El número de hombres y mujeres que juegan se ha igualado en los últimos años, llegando prácticamente al 50/50. Sin embargo, sigue existiendo un acoso machista a las mujeres en determinados títulos o géneros. ¿Cómo se puede revertir esta situación?

Hay tantas cosas que arreglar... Yo tiendo a responder, y sé que parece lo obvio, que las cosas se cambian con educación. Esto pasa principalmente en juegos sociales en los que se juntan hombres y mujeres. Todavía hay un sector de la población masculina que no agradece que existan mujeres en ese mundo, y bueno, hacen ruido y molestan. Creo que por lo menos se está denunciando abiertamente y te iba decir que sin repercusiones, pero es mentira.

Es un proceso lento, hay que seguir denunciándolo, tanto nosotras como vosotros, y nos queda la esperanza de que las nuevas generaciones aprendan de los errores de las antiguas. Esto da para un debate entero.

Hace años la periodista Marina Amores tuvo que cancelar la segunda edición del Gaming Ladies por el acoso machista. Todas Gamers han visto varias veces cómo se metían algunos trolls en su canal y las insultaban...

Pensaba en Marina cuando hablaba de lo de las repercusiones. Queda mucho por hacer y el camino va a ser largo y tedioso, pero tiendo a ser optimista y creo que las cosas están mejor que hace cinco años. Y eso significa que vamos por el buen camino, así que a ver si lo mantenemos.

¿Es cierto que el sector está muy masculinizado? ¿Se le ocurre qué mecanismos se pueden llevar a cabo para atraer a las mujeres?

La visibilidad es bastante más importante de lo que parece. El que las futuras desarrolladoras de videojuegos puedan ver referentes en prensa o en la televisión lo considero trascendental. Y cosas como que ahora yo esté de presidenta pueden parecer una tontería, pero están muy bien.

Hay muchas mujeres profesionales en la industria, lo que pasa es que no se las conoce. Así que hay que darles visibilidad. A mí también se me acerca mucha gente y me dice “es que eres la única desarrolladora de videojuegos en España” y es como... ¡Qué dices! Hay mogollón, muchas que estaban antes que yo y muchas que están viniendo después: Diana Díaz Montó de Nativeprime, Eva Gaspar de AbyLight Studios, está Tatiana Delgado... Y esas son empresarias. Después, de desarrollo en la industria y de trabajadoras hay otro montón.

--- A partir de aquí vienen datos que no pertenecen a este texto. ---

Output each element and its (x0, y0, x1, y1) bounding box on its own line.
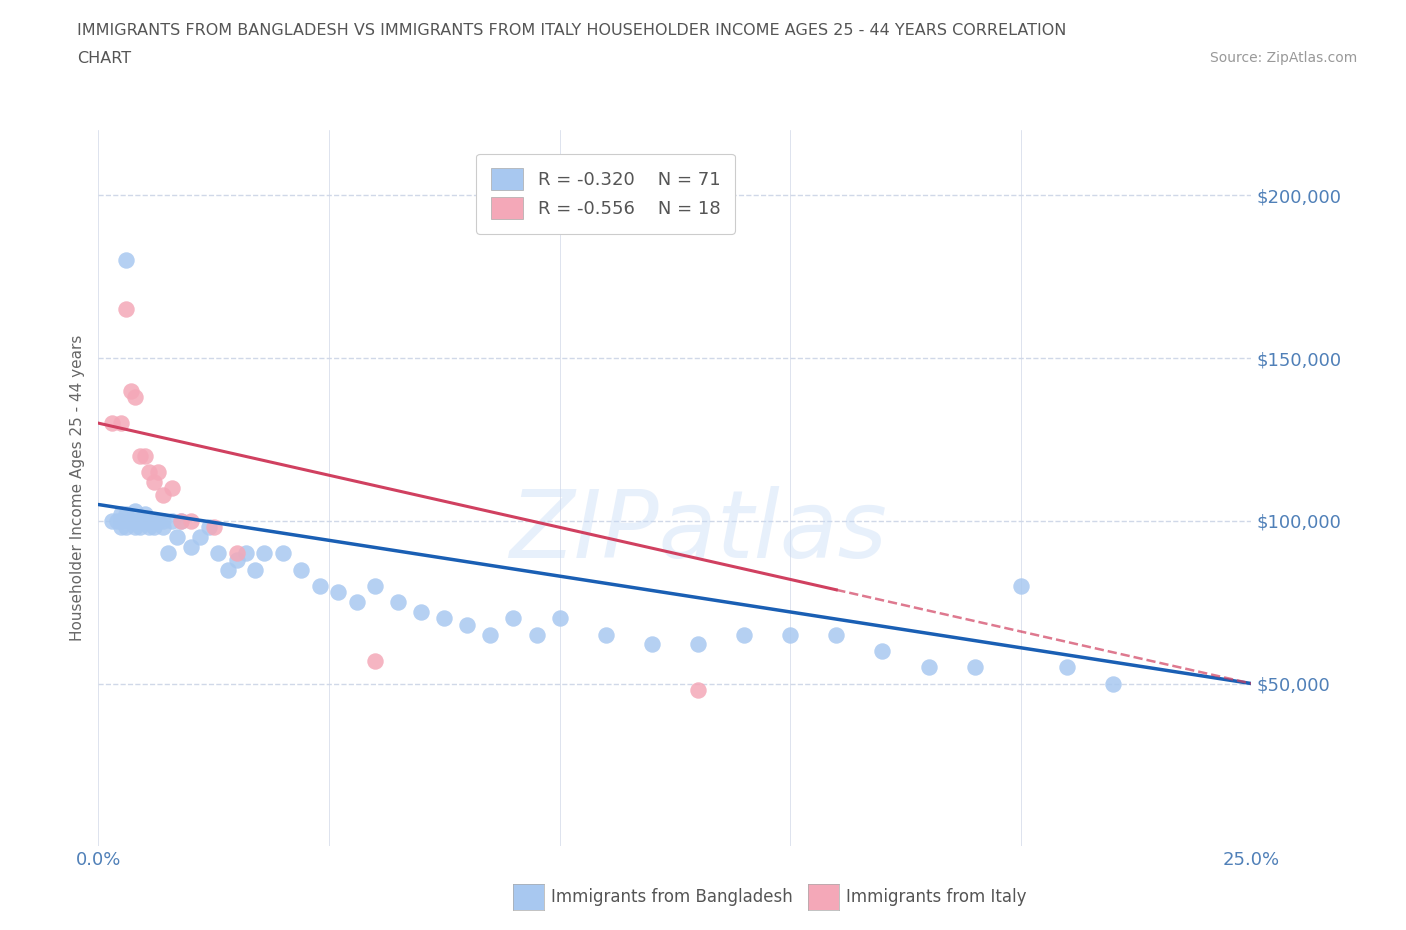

Me gustaría que formaran parte del DEV y me ayudaran en este proceso. Es algo que voy a intentar conseguir activamente, porque los que estaban hasta ahora no lo han conseguido. Hay mujeres profesionales como la copa de un pino y hay que decirle al mundo que existen.

Los videojuegos, ¿cultura o tecnología?

Los videojuegos lo son todo: para mí son cultura desde siempre. Ya desde chiquitita asumía que eran un producto cultural y creo que el poder cultural que tiene el videojuego no lo tiene ningún otro elemento del mercado. Y bueno, al fin y al cabo también son tecnología. Lo son todo.